To properly decode message from binary stream some structured informations is needed to avoid traversing through the streams in search for some special bytes dividing blocks of data.
- A message can contain a binary payload limited to 256 kB.
- A message can contain maximal 63 headers as pairs of ASCII-encoded strings.
- Each header lenght (name + value) is limited to 2046 bytes.
- Should not be generic rather optimized to specific structure described in #1.1.
- Optimization for transport (data compression) is not a requirement.
- Should be simple and easy to maintain and present accepting lower encoding/decoding performance (avoiding unmanaged code).
- Headers count.
- For each header offset between name part and value part.

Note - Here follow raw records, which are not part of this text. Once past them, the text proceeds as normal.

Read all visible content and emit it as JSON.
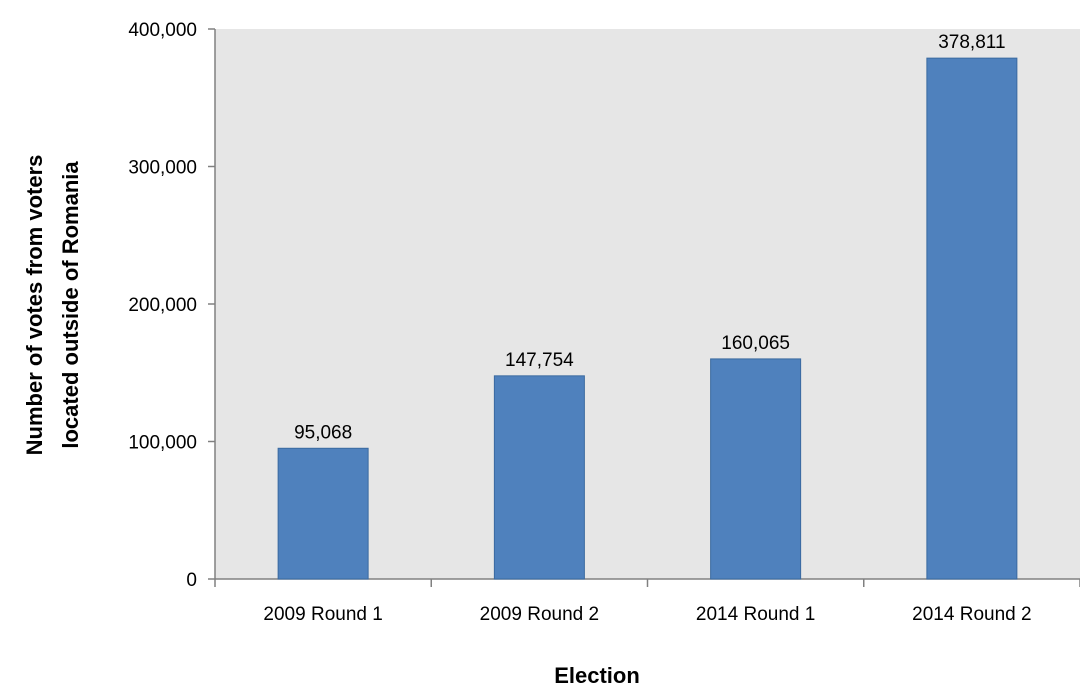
{
  "chart_data": {
    "type": "bar",
    "categories": [
      "2009 Round 1",
      "2009 Round 2",
      "2014 Round 1",
      "2014 Round 2"
    ],
    "values": [
      95068,
      147754,
      160065,
      378811
    ],
    "data_labels": [
      "95,068",
      "147,754",
      "160,065",
      "378,811"
    ],
    "xlabel": "Election",
    "ylabel_lines": [
      "Number of votes from voters",
      "located outside of Romania"
    ],
    "ylim": [
      0,
      400000
    ],
    "yticks": [
      0,
      100000,
      200000,
      300000,
      400000
    ],
    "ytick_labels": [
      "0",
      "100,000",
      "200,000",
      "300,000",
      "400,000"
    ],
    "grid": false,
    "legend": "none",
    "colors": {
      "bar": "#4f81bd",
      "bar_border": "#3a6aa0",
      "plot_background": "#e6e6e6",
      "axis": "#808080"
    }
  }
}
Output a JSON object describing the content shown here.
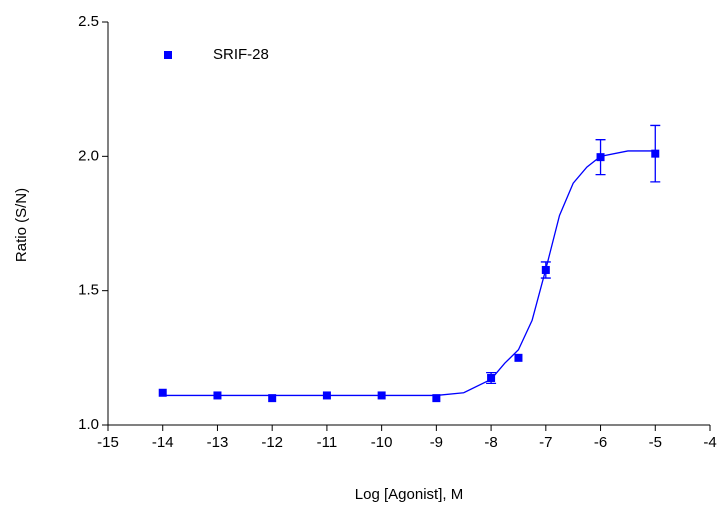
{
  "chart_data": {
    "type": "scatter",
    "xlabel": "Log [Agonist], M",
    "ylabel": "Ratio (S/N)",
    "xlim": [
      -15,
      -4
    ],
    "ylim": [
      1.0,
      2.5
    ],
    "xticks": [
      -15,
      -14,
      -13,
      -12,
      -11,
      -10,
      -9,
      -8,
      -7,
      -6,
      -5,
      -4
    ],
    "yticks": [
      {
        "value": 1.0,
        "label": "1.0"
      },
      {
        "value": 1.5,
        "label": "1.5"
      },
      {
        "value": 2.0,
        "label": "2.0"
      },
      {
        "value": 2.5,
        "label": "2.5"
      }
    ],
    "legend": "upper left",
    "series": [
      {
        "name": "SRIF-28",
        "color": "#0000ff",
        "x": [
          -14,
          -13,
          -12,
          -11,
          -10,
          -9,
          -8,
          -7.5,
          -7,
          -6,
          -5
        ],
        "values": [
          1.12,
          1.11,
          1.1,
          1.11,
          1.11,
          1.1,
          1.175,
          1.25,
          1.577,
          1.997,
          2.01
        ],
        "errors": [
          null,
          null,
          null,
          null,
          null,
          null,
          0.02,
          null,
          0.03,
          0.065,
          0.105
        ],
        "curve": {
          "x": [
            -14,
            -9,
            -8.5,
            -8,
            -7.75,
            -7.5,
            -7.25,
            -7,
            -6.75,
            -6.5,
            -6.25,
            -6,
            -5.5,
            -5
          ],
          "values": [
            1.11,
            1.11,
            1.12,
            1.17,
            1.23,
            1.28,
            1.39,
            1.58,
            1.78,
            1.9,
            1.96,
            2.0,
            2.02,
            2.02
          ]
        }
      }
    ]
  }
}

- Optional checksum (hash).
Message model contains a dictionary of headers and raw byte stream of message payload. For effectivness of decoding I decided to place in encoded stream metadata information about:
- payload offest - 4 bytes,
- number of headers - 2 bytes,
- for each header a 4 byte prefix - first two bytes stores offset of the value part, second 2 bytes stores length of value part.
| payload offset | 4 bytes | headers count | 2 bytes | value1 offset | 2 bytes | value1 length | 2 bytes | name1 | 1 kb | value1 | 1 kb | value2 offset | 2 bytes | value2 length | 2 bytes | name2 | 1 kb | value2 | 1 kb | ... | ... | payload | 256 kb
Metadata are introduced to make decoding efficient and avoid scanning whole streams for special bytes etc. Payload offset on start tells what is the volume of headers part of the encoded stream. Value offset simplifies reading name part of heas whereas value length simplifies reading of value part.
To keep codec structure simple and clean I recognized two aspects of the process - encoding sheme layer and binary operations layer (mapping primitives into bytes streams). Each aspect is encapsulated in separate module - MessageCodec and ByteBufferBuilder respectively. ByteBufferBuilder module is a ependency of MassageCodec module.
I've started from pure unit tests for an algorithm as specification for my coding algorithm. Also included tests for binary streams builder and two integration tests for decoding.
Accoringly to task description I assume that headers and payload are not obligatory for message (...can contain...) and I assume that completely empty message (without and headers and no payload) is invalid.